Now as Canadians rush to get passports to comply with regulations requiring them for entry into the United States, some are finding they are no longer Canadians in good standing.
Septuagenarian Barbara Porteous discovered last year while applying for a passport that she had lost her citizenship, CBC News reported.
"These documents confirm you were a Canadian citizen, but you ceased being a Canadian citizen on June 14, 1960, the day following your 24th birthday," a letter from Citizenship and Immigration read.
"I cried for a couple of hours," Porteous told CBC News. "I mean, the hollowness you get inside when you find out that everything you live for is gone."

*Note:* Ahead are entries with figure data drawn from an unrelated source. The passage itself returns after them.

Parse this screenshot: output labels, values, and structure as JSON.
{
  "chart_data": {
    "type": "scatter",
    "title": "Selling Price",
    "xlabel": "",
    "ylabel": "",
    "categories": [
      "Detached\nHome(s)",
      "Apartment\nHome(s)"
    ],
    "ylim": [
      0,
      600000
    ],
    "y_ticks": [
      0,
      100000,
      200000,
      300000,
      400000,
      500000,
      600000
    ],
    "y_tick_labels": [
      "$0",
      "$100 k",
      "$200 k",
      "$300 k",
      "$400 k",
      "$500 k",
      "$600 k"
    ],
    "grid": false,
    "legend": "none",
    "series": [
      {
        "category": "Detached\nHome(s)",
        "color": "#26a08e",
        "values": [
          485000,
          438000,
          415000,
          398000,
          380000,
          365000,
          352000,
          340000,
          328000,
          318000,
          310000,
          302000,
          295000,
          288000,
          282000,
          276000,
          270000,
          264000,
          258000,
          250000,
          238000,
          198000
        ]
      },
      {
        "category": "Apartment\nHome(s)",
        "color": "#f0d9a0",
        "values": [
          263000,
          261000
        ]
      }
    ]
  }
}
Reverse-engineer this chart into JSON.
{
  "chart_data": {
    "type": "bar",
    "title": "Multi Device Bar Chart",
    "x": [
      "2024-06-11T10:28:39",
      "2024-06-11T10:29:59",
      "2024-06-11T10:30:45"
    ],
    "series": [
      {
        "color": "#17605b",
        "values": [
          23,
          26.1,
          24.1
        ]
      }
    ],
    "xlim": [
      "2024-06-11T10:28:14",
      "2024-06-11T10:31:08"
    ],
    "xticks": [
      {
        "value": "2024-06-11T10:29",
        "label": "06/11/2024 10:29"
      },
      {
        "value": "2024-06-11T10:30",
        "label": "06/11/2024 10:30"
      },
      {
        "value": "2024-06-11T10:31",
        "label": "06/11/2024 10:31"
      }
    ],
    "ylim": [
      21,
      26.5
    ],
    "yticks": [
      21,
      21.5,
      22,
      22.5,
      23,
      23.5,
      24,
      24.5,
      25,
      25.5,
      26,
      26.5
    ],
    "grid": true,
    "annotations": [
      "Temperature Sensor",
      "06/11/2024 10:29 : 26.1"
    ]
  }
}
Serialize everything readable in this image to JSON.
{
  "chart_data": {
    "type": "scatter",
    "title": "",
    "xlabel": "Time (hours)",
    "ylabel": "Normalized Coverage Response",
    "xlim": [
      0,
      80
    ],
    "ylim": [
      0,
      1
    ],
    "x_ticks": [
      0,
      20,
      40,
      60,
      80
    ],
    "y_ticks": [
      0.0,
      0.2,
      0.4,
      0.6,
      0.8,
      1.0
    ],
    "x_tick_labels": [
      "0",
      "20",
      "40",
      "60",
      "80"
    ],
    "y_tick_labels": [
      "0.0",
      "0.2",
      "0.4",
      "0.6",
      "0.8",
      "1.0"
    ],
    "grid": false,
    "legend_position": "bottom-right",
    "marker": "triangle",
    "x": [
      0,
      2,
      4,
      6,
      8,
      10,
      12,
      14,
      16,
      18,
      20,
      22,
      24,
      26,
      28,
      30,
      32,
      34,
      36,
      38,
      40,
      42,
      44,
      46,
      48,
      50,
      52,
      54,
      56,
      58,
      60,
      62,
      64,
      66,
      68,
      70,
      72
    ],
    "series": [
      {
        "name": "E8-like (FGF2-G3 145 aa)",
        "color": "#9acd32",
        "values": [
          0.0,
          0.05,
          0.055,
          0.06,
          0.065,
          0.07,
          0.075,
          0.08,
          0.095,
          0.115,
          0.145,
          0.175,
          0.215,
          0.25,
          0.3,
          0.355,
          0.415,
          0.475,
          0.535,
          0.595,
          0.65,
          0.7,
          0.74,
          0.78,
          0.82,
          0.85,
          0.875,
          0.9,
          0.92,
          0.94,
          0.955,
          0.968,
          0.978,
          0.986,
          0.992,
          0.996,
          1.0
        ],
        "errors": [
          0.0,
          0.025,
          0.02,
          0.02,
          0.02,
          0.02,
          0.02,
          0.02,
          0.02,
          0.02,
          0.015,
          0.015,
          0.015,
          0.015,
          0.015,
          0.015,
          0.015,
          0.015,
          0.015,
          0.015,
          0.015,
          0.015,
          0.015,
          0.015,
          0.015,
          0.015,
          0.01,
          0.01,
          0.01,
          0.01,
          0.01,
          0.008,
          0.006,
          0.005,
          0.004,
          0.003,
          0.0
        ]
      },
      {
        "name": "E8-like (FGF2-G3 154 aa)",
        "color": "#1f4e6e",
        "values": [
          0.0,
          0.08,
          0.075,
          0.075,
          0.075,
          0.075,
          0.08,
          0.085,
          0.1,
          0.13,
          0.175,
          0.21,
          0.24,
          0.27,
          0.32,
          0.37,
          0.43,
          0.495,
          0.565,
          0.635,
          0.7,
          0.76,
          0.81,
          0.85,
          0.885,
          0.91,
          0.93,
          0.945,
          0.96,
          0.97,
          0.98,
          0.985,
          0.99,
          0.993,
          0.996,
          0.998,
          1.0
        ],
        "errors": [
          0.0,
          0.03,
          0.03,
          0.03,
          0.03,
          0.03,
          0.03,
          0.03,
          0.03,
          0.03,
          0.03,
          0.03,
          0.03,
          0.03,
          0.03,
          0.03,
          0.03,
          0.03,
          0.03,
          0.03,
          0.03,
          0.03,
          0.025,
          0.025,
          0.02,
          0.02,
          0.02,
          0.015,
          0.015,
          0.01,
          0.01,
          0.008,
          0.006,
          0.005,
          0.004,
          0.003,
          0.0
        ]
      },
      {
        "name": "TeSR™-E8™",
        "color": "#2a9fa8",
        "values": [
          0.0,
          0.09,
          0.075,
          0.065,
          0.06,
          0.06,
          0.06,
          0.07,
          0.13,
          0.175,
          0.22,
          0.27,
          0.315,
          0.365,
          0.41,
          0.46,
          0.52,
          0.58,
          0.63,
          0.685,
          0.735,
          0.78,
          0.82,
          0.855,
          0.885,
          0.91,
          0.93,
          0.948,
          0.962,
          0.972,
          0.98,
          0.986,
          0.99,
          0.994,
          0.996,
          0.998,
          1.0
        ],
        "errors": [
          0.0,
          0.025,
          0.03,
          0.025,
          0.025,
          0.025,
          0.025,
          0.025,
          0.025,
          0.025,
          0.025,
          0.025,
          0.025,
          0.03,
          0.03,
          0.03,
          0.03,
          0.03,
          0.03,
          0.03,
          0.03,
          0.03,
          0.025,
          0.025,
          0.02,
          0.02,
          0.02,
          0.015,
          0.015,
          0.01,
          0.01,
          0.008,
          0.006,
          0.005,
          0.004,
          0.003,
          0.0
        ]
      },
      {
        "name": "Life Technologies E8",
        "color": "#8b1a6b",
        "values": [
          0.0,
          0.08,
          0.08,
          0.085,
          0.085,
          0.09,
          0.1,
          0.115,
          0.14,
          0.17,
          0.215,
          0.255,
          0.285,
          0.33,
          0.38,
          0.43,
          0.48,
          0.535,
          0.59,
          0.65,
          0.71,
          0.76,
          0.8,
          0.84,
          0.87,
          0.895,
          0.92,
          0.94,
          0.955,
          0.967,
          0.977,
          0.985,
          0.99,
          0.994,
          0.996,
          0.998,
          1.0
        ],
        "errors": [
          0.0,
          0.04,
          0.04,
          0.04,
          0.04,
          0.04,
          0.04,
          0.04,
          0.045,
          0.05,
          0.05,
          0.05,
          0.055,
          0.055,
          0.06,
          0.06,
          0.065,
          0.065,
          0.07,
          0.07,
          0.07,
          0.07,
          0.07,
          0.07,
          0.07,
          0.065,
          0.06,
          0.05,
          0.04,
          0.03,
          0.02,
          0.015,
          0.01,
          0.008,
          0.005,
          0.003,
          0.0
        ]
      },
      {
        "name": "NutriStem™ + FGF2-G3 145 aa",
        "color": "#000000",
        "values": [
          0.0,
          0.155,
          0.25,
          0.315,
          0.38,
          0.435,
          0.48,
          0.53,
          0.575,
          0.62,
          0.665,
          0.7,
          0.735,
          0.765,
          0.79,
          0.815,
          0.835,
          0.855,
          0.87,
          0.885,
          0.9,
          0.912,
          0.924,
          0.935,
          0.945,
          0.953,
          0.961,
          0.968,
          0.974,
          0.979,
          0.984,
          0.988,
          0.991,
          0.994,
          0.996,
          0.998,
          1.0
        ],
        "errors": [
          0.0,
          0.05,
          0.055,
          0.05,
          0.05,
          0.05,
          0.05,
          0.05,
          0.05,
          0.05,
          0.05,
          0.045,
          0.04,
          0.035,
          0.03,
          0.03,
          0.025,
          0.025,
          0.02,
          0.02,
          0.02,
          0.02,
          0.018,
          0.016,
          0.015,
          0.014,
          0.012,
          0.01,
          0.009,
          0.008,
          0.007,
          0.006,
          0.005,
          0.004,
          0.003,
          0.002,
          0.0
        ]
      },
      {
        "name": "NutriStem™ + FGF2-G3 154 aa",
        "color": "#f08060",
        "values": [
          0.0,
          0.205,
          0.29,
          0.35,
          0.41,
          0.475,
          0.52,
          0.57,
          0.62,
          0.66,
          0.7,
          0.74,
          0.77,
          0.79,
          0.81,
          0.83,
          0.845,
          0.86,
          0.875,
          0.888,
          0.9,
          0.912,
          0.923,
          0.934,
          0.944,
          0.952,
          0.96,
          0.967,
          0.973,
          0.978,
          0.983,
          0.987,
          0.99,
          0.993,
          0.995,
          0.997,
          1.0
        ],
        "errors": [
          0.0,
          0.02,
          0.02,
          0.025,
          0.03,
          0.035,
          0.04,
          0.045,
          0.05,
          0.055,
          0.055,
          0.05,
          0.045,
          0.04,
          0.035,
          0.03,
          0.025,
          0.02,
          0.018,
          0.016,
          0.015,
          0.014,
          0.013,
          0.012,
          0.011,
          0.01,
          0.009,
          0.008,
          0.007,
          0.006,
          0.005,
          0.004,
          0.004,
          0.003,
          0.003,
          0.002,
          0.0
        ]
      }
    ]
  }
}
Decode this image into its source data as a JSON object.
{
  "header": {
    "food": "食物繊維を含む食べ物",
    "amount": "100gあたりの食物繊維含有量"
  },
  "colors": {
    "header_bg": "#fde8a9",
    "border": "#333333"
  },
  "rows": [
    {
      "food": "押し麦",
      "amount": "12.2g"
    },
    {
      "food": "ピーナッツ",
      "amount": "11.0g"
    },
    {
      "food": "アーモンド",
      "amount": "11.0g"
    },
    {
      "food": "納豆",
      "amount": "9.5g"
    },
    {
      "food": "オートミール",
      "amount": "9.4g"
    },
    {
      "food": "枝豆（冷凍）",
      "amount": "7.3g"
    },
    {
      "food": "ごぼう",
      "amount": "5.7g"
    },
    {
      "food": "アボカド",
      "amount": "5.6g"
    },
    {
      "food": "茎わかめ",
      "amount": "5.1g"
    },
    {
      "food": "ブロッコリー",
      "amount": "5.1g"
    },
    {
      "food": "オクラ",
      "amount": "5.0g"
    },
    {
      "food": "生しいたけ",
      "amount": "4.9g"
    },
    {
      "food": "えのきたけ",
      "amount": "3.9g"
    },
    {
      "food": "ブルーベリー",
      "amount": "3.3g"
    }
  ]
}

Porteous is part of a group called the Lost Canadians, a group that may be as large as 20,000 — many of whom have no idea that they've lost their citizenship.
The Canadian government has moved to fast track the reinstatement of citizenship for the Lost Canadians.
"We're trying to right the wrongs of the past and do the reasonable thing, the right thing, for what are essentially Canadians in all but name," Citizenship and Immigration Minister Diane Finley told CBC News.